I am modifying an existing java multithreaded app. Within each thread, the application retrieves an outputstream object through a synchronized method call (which I am thinking of replacing with enum or readwritelock). Once the thread has acquired the reference, it then proceeds to synchronize on the outputstream again before passing a byteArrayOutputStream to it for writing out). Any thoughts on how I can go about optimizing it if at all - I do see some threads in monitor state when there is slightly high load (increasing thread count is not something I am considering). Any useful suggestions would be quite welcome.

Within each thread, the application retrieves an outputstream object through a synchronized method call (which I am thinking of replacing with enum or readwritelock).

This seems reasonable. Each thread is blocking with each other just to get the appropriate output stream. You might be able to replace this with a ConcurrentHashMap if the mapping from thread-info to OutputStream can be done in a map.

Once the thread has acquired the reference, it then proceeds to synchronize on the outputstream again before passing a byteArrayOutputStream to it for writing out)

Once it has the appropriate OutputStream it locks on it to guarantee unique access to the stream. You might want to make sure that what is underneath the stream is not already synchronized (typically not the case) but otherwise this seems reasonable.

Any thoughts on how I can go about optimizing it if at all

Your program is most likely going to be IO bound long before the cost of the synchronization makes a difference. Unless a profiler is telling you that there is performance problems with the synchronization, I would focus your optimization efforts elsewhere.

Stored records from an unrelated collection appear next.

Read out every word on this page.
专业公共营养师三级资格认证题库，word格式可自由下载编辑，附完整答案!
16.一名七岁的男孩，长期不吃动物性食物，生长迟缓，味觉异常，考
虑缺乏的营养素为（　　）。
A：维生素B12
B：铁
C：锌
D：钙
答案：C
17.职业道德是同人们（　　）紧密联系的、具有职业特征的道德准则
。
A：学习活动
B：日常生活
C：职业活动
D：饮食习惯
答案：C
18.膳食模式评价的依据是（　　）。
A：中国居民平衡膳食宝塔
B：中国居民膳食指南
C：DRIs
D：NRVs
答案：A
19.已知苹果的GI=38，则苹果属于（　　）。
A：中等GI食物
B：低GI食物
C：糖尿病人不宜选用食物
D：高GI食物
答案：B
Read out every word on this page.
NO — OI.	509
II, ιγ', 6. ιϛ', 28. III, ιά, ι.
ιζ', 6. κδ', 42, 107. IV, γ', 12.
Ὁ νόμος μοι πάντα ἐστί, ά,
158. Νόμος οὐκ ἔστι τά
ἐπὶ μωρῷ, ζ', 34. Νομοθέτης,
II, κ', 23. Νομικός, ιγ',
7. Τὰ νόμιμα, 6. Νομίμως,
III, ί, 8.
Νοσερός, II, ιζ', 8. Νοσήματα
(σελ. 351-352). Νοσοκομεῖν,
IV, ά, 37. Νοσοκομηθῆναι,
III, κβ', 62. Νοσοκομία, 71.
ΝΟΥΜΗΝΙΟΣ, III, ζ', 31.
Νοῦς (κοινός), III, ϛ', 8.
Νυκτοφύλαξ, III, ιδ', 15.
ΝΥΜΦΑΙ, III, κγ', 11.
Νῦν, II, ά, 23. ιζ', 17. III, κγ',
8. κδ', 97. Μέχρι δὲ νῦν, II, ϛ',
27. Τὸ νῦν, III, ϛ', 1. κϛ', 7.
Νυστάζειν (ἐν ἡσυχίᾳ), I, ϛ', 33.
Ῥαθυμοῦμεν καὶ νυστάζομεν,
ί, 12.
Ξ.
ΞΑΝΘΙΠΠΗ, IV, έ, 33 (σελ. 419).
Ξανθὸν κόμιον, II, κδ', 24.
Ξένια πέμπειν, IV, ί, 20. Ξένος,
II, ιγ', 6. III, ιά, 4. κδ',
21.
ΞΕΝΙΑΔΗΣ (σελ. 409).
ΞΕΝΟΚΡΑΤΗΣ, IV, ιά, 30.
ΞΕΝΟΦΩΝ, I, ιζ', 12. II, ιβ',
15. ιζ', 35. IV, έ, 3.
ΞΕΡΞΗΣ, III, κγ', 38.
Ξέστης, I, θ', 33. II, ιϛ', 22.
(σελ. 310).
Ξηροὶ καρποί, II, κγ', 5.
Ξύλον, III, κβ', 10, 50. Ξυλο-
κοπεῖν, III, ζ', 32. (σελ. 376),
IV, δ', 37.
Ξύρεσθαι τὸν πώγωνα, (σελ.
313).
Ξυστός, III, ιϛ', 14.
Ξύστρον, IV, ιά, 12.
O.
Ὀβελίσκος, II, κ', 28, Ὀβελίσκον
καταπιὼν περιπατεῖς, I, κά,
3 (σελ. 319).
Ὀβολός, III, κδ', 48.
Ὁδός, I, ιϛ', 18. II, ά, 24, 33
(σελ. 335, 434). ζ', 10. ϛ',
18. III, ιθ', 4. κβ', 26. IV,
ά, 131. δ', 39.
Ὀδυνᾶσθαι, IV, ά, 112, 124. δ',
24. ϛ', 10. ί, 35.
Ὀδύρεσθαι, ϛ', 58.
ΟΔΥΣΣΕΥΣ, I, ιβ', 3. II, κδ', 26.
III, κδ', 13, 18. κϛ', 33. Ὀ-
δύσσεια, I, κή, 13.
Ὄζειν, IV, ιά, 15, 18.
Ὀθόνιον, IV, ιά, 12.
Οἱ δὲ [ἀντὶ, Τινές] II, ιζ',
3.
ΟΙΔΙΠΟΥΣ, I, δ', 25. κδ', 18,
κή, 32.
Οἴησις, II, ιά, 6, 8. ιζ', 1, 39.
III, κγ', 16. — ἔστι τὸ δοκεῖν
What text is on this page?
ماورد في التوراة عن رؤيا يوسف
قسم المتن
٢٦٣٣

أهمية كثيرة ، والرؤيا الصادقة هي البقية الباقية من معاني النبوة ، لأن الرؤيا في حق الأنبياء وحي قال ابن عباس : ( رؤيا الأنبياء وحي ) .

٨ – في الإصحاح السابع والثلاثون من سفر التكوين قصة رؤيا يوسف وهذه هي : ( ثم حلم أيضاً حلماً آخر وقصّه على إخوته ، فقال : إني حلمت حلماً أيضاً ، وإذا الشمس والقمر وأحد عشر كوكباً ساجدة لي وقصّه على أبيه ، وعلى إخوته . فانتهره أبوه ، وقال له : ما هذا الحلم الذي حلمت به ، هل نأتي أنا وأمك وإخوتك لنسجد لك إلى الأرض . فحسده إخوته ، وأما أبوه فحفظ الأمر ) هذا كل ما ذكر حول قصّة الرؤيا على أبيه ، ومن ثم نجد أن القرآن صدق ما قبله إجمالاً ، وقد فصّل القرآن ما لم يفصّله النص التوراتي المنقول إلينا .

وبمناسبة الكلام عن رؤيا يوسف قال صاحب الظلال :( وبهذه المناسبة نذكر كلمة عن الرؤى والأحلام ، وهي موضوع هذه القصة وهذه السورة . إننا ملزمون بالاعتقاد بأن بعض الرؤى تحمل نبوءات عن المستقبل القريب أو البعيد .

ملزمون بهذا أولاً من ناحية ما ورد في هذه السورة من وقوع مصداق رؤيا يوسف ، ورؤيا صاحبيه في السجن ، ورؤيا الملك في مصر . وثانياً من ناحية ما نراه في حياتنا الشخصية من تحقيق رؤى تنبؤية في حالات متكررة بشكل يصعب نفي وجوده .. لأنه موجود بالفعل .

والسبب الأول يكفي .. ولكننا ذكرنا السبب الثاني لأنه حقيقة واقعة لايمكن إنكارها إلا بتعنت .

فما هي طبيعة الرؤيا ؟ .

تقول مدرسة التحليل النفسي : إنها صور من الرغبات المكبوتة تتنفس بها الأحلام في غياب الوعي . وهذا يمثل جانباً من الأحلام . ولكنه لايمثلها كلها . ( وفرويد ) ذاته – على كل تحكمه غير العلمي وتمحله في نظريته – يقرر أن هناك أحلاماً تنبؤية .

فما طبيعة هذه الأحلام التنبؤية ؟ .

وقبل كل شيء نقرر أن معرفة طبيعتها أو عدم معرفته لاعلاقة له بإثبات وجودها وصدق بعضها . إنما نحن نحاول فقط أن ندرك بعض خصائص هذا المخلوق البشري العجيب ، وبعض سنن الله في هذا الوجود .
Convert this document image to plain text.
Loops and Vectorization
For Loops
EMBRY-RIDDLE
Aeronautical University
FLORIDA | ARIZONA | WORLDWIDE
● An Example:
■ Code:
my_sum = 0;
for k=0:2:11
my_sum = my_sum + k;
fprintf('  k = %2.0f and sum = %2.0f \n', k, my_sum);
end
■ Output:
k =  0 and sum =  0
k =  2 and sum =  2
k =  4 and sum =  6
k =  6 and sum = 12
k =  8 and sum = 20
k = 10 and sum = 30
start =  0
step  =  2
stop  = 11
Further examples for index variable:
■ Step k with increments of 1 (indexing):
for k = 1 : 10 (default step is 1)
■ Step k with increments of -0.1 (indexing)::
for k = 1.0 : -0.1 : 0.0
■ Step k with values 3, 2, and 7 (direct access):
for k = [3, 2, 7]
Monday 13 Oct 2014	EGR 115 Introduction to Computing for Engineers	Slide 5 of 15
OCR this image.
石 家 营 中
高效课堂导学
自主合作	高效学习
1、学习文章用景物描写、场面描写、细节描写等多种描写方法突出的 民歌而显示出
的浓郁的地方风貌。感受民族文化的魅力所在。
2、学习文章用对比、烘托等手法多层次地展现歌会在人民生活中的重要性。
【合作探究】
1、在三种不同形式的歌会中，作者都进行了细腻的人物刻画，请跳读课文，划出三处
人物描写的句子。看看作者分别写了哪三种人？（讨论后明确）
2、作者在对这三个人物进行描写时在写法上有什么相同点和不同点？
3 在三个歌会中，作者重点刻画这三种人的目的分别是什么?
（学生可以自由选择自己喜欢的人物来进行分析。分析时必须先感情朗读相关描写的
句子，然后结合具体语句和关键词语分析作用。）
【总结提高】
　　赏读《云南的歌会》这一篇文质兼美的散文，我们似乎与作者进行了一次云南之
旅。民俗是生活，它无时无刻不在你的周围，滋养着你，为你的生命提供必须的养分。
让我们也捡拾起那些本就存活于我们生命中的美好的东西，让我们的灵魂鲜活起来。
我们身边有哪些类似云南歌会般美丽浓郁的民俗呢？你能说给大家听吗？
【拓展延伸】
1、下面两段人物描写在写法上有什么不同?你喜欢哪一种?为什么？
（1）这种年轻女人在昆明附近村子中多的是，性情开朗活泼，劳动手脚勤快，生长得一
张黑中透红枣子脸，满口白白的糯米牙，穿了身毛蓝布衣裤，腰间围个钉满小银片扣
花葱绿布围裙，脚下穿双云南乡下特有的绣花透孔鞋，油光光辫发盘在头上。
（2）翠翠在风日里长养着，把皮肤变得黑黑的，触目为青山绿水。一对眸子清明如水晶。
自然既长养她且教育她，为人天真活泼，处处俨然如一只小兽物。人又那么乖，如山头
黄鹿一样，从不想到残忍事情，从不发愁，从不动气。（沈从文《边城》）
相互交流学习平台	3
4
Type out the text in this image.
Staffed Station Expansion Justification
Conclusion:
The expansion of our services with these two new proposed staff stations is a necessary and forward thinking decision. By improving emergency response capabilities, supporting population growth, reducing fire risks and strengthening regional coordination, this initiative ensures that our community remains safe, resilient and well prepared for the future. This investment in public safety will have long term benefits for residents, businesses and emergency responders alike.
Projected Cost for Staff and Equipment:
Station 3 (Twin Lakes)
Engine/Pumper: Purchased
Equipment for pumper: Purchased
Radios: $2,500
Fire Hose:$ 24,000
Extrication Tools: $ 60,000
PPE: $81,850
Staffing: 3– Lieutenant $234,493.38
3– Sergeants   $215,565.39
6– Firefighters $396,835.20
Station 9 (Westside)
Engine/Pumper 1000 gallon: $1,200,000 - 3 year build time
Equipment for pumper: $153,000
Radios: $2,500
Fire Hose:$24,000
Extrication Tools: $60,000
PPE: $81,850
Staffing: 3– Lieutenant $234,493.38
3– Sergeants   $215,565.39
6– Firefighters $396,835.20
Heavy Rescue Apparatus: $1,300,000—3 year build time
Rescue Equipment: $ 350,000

As far as I can see there are two synchronized calls here:

  • the call to obtain an outputstream (synched on some object)
  • the call to ByteArrayOutputStream.writeTo (synched on some outputstream)

The latter basically calls outputstream.write which you should not do from different threads concurrently, so there's no way to avoid the second.

As for the first, with the information you have given it is not possible to say whether it makes sense to invest time into getting rid of synchronized, or even whether it is necessary. Replacing it with a read-write-lock can make sense -- unless basically everyone is writing. Conversely, if there are only readers you can (possibly) get rid of the lock altogether.